Tant qu’il fait chaud, les charançons ne quittent point le tas de blé dont ils se sont emparés, à moins qu’on ne les oblige à en déloger & à l’abandonner, en le remuant avec des pelles ou en le passant au crible. Dès que les matinées commencent à devenir fraîches, tous les charançons, jeunes & vieux, abandonnent les monceaux de blé, qui ne sont plus une retraite assez chaude pour eux : ils se retirent dans les fentes des murs, dans les gerçures des bois des planchers ; ou en trouve quelquefois derrière les tapisseries, dans les cheminées ; enfin par-tout où ils peuvent trouver une retraite assurée, qui les garantisse du froid qui les fait fuir des greniers. Ceux qui naissent quand il commence à faire froid, périssent ordinairement avant d’avoir gagné un asyle où ils puissent braver la rigueur de la saison. Au retour du printemps, ils sortent de leurs retraites pour aller chercher les tas de blé qu’ils ont abandonnés pendant l’hiver : cette saison est ordinairement celle où ils font les plus grands dégâts, parce que leur ponte va commencer, & qu’il semble qu’ils veulent se dédommager du temps qu’ils ont perdu lorsqu’il faisoit froid.

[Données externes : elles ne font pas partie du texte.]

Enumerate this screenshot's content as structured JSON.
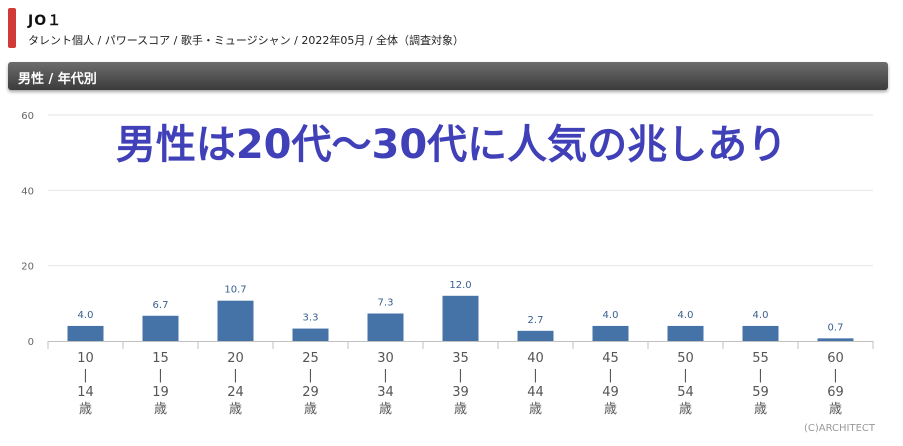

Lorsque la femelle fait sa ponte, elle ne choisit pas les grains qui sont les plus gros, parce que la larve qui ronge toujours devant elle, s’enfonceroit trop en avant : après sa métamorphose, elle auroit beaucoup de peine à sortir. C’est pour cette raison, qu’elles choisissent, dans un grenier, le blé qu’elles préfèrent aux autres grains d’un volume plus considérable. Une larve, logée dans un grain, est parfaitement à l’abri des injures de l’air, parce que les excrémens qu’elle fait, servent à fermer l’ouverture par où elle est entrée dans le grain : de sorte qu’on a beau remuer le blé, elle n’est point incommodée des différentes secousses qu’elle éprouve. Après sa dernière métamorphose, le charançon se trouve mal à son aise dans le grain où il est né, & où il a vécu pendant son état de ver : son premier soin, dès qu’il a quitté son fourreau de chrysalide, est de sortir du domicile qu’il a habité pendant son enfance ; il fait donc usage des serres qui sont au bout de sa trompe, pour ronger l’enveloppe du grain, afin de faire une ouverture assez grande pour sortir de sa prison.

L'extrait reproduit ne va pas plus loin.